Choi Jun-Hyeon, Pyo Jeong-Won, An Ye-Chan, Kuc Tae-Yong
Department of Electrical and Computer Engineering, College of Information and Communication Engineering, Sungkyunkwan University, Suwon 16419, Republic of Korea.
R&D Center, DXR Co., Ltd., Seoul 01411, Republic of Korea.
Sensors (Basel). 2025 Jul 25;25(15):4614. doi: 10.3390/s25154614.

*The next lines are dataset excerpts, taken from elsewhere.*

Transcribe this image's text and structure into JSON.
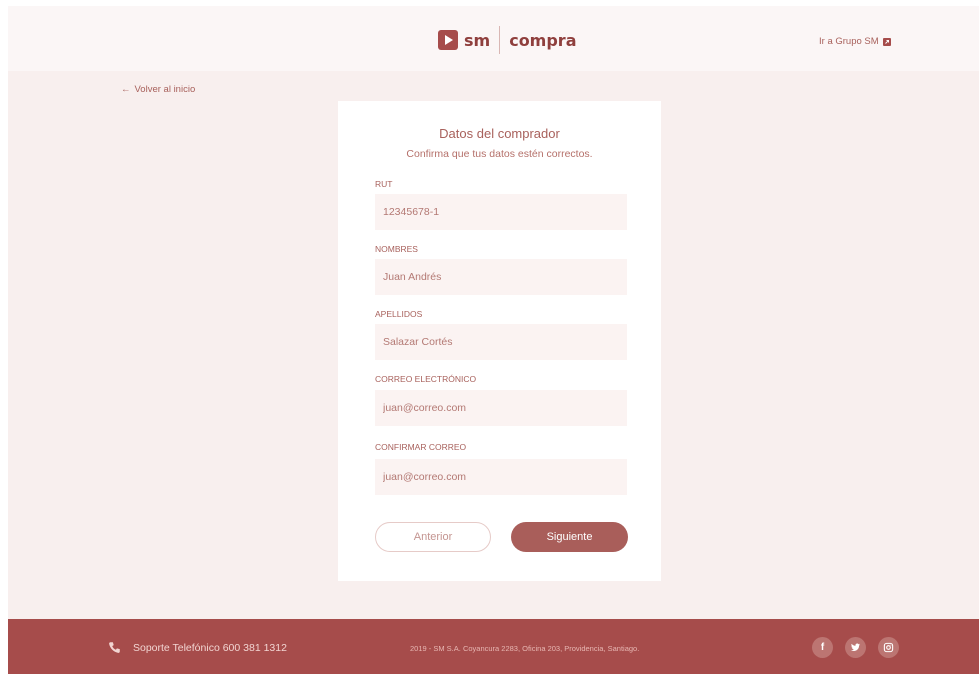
{
  "header": {
    "logo_sm": "sm",
    "logo_compra": "compra",
    "grupo_link": "Ir a Grupo SM"
  },
  "nav": {
    "back_arrow": "←",
    "back_label": "Volver al inicio"
  },
  "card": {
    "title": "Datos del comprador",
    "subtitle": "Confirma que tus datos estén correctos.",
    "fields": [
      {
        "label": "RUT",
        "value": "12345678-1"
      },
      {
        "label": "NOMBRES",
        "value": "Juan Andrés"
      },
      {
        "label": "APELLIDOS",
        "value": "Salazar Cortés"
      },
      {
        "label": "CORREO ELECTRÓNICO",
        "value": "juan@correo.com"
      },
      {
        "label": "CONFIRMAR CORREO",
        "value": "juan@correo.com"
      }
    ],
    "prev_label": "Anterior",
    "next_label": "Siguiente"
  },
  "footer": {
    "support": "Soporte Telefónico 600 381 1312",
    "copyright": "2019 - SM S.A. Coyancura 2283, Oficina 203, Providencia, Santiago.",
    "social": [
      {
        "icon": "facebook-icon",
        "glyph": "f"
      },
      {
        "icon": "twitter-icon",
        "glyph": ""
      },
      {
        "icon": "instagram-icon",
        "glyph": ""
      }
    ]
  },
  "colors": {
    "brand": "#a64c4b",
    "accent_button": "#a95e5a",
    "background": "#f8efee",
    "input_bg": "#fbf3f2"
  }
}
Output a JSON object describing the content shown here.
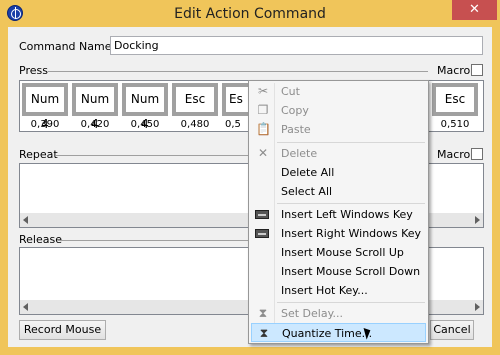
{
  "window": {
    "title": "Edit Action Command",
    "close_glyph": "✕"
  },
  "command": {
    "label": "Command Name",
    "value": "Docking"
  },
  "press": {
    "label": "Press",
    "macro_label": "Macro",
    "keys": [
      {
        "label": "Num 4",
        "time": "0,390"
      },
      {
        "label": "Num 4",
        "time": "0,420"
      },
      {
        "label": "Num 4",
        "time": "0,450"
      },
      {
        "label": "Esc",
        "time": "0,480"
      },
      {
        "label": "Es",
        "time": "0,5"
      },
      {
        "label": "Esc",
        "time": "0,510"
      }
    ]
  },
  "repeat": {
    "label": "Repeat",
    "macro_label": "Macro"
  },
  "release": {
    "label": "Release"
  },
  "buttons": {
    "record": "Record Mouse",
    "cancel": "Cancel"
  },
  "context_menu": {
    "cut": "Cut",
    "copy": "Copy",
    "paste": "Paste",
    "delete": "Delete",
    "delete_all": "Delete All",
    "select_all": "Select All",
    "insert_left_win": "Insert Left Windows Key",
    "insert_right_win": "Insert Right Windows Key",
    "insert_scroll_up": "Insert Mouse Scroll Up",
    "insert_scroll_down": "Insert Mouse Scroll Down",
    "insert_hot_key": "Insert Hot Key...",
    "set_delay": "Set Delay...",
    "quantize_time": "Quantize Time..."
  },
  "icons": {
    "cut": "✂",
    "copy": "❐",
    "paste": "📋",
    "delete": "✕",
    "hourglass": "⧗"
  }
}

This paper introduces a hierarchical object-centric descriptor framework called TOSD (Triplet Object-Centric Semantic Descriptor). The goal of this method is to overcome the limitations of existing pixel-based and global feature embedding approaches. To this end, the framework adopts a hierarchical representation that is explicitly designed for multi-level reasoning. TOSD combines shape, color, and topological information without depending on predefined class labels. The shape descriptor captures the geometric configuration of each object. The color descriptor focuses on internal appearance by extracting normalized color features. The topology descriptor models the spatial and semantic relationships between objects in a scene. These components are integrated at both object and scene levels to produce compact and consistent embeddings. The resulting representation covers three levels of abstraction: low-level pixel details, mid-level object features, and high-level semantic structure. This hierarchical organization makes it possible to represent both local cues and global context in a unified form. We evaluate the proposed method on multiple vision tasks. The results show that TOSD performs competitively compared to baseline methods, while maintaining robustness in challenging cases such as occlusion and viewpoint changes. The framework is applicable to visual odometry, SLAM, object tracking, global localization, scene clustering, and image retrieval. In addition, this work extends our previous research on the , which represents environments using layered structures of places, objects, and their ontological relations.
本文介绍了一种名为TOSD(三元组以对象为中心的语义描述符)的分层以对象为中心的描述符框架。该方法的目标是克服现有基于像素和全局特征嵌入方法的局限性。为此,该框架采用了一种专门为多级推理设计的分层表示。TOSD结合了形状、颜色和拓扑信息,而不依赖于预定义的类标签。形状描述符捕获每个对象的几何配置。颜色描述符通过提取归一化颜色特征来关注内部外观。拓扑描述符对场景中对象之间的空间和语义关系进行建模。这些组件在对象和场景级别都进行了集成,以产生紧凑且一致的嵌入。所得表示涵盖三个抽象级别:低级像素细节、中级对象特征和高级语义结构。这种分层组织使得能够以统一的形式表示局部线索和全局上下文。我们在多个视觉任务上评估了所提出的方法。结果表明,与基线方法相比,TOSD具有竞争力,同时在遮挡和视点变化等具有挑战性的情况下保持稳健性。该框架适用于视觉里程计、同步定位与地图构建(SLAM)、对象跟踪、全局定位、场景聚类和图像检索。此外,这项工作扩展了我们之前关于 的研究,该研究使用地点、对象及其本体关系的分层结构来表示环境。